1.) You had a wire-to-wire win at the Betsy Rawls. What was going through your mind going into the last day with the lead?
I basically just wanted to play one shot at a time, I was trying not to think about being in the lead and not focus on Stephanie (Kono, of UCLA) because I know I was playing with her. Just play my own game and really play one shot at a time, and it worked out for me.
2.) You’ve had quite a few top 10s in the past 2 1/2 years, so how does it feel to finally get your first college win?
It feels amazing. I didn’t even know when I finished playing, my teammate Julia Boland came up to me and said, “You won!” and I said, “Are you sure?” She said, “Unless you 8-putted that green, you won.” I was freaking out and really my teammates really helped me this semester.
We’ve been working really hard together, and Julia, she always tells me I have a really good game and she’s like, “You’re going to win sometime.” I am like, “OK.” She really was the one that got me to believe that I actually could do it.
3.) You have a sister who plays golf, Andrea (who played at the University of San Francisco and Houston Baptist). What is your relationship like with your sister on the course?
We’re actually really supportive of each other. If I’m going to lose, I want her to beat me, and she’s the same way. We have a lot of fun playing together, and we love teaming up and playing tournaments. We’re competitive. We play little matches and stuff, and we like to win, but we are really good together.
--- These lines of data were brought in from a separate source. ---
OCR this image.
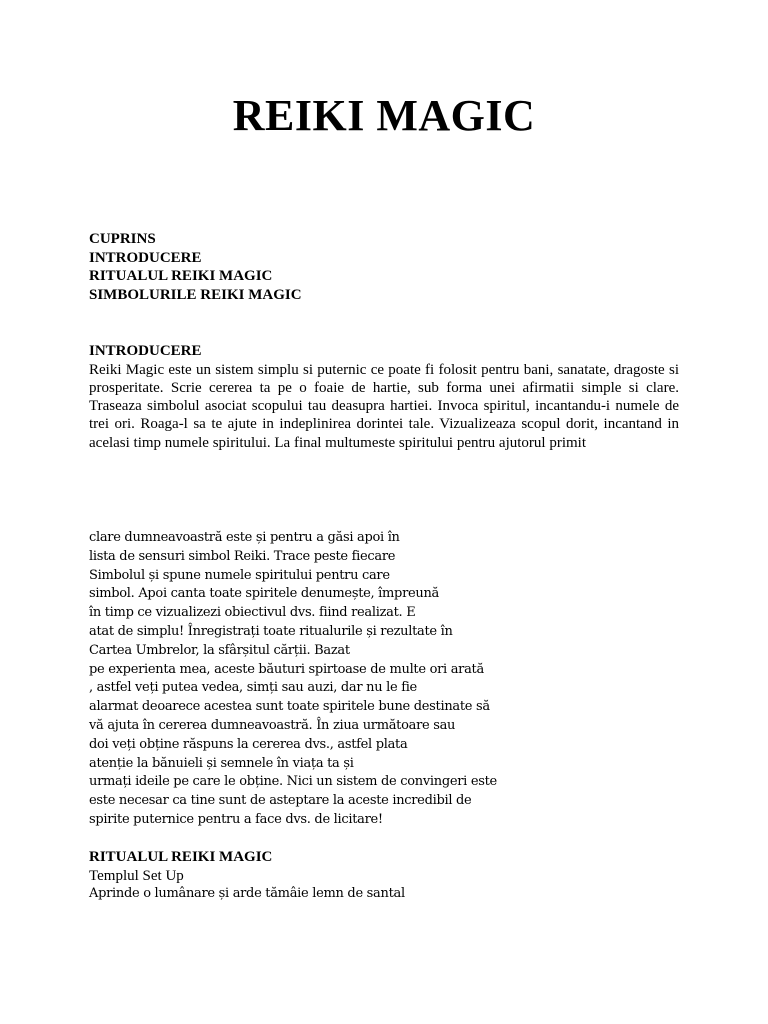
REIKI MAGIC
CUPRINS
INTRODUCERE
RITUALUL REIKI MAGIC
SIMBOLURILE REIKI MAGIC
INTRODUCERE

Reiki Magic este un sistem simplu si puternic ce poate fi folosit pentru bani, sanatate, dragoste si prosperitate. Scrie cererea ta pe o foaie de hartie, sub forma unei afirmatii simple si clare. Traseaza simbolul asociat scopului tau deasupra hartiei. Invoca spiritul, incantandu-i numele de trei ori. Roaga-l sa te ajute in indeplinirea dorintei tale. Vizualizeaza scopul dorit, incantand in acelasi timp numele spiritului. La final multumeste spiritului pentru ajutorul primit

clare dumneavoastră este și pentru a găsi apoi în
lista de sensuri simbol Reiki. Trace peste fiecare
Simbolul și spune numele spiritului pentru care
simbol. Apoi canta toate spiritele denumește, împreună
în timp ce vizualizezi obiectivul dvs. fiind realizat. E
atat de simplu! Înregistrați toate ritualurile și rezultate în
Cartea Umbrelor, la sfârșitul cărții. Bazat
pe experienta mea, aceste băuturi spirtoase de multe ori arată
, astfel veți putea vedea, simți sau auzi, dar nu le fie
alarmat deoarece acestea sunt toate spiritele bune destinate să
vă ajuta în cererea dumneavoastră. În ziua următoare sau
doi veți obține răspuns la cererea dvs., astfel plata
atenție la bănuieli și semnele în viața ta și
urmați ideile pe care le obține. Nici un sistem de convingeri este
este necesar ca tine sunt de asteptare la aceste incredibil de
spirite puternice pentru a face dvs. de licitare!
RITUALUL REIKI MAGIC
Templul Set Up
Aprinde o lumânare și arde tămâie lemn de santal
4.) You’ve lived in Texas most of your life, so what’s your favorite thing about Texas?
I guess I just love that everyone that lives in Texas has so much pride in their state.
5. What are your career plans?
Actually, I’m changing (majors). . . . I’m going to be a university studies major, I’m going to major in leadership and I’m going to minor in coaching and another minor in applied science and technology and secondary math. So basically, I want to be able to be certified to teach and coach. I would like to teach math in high school.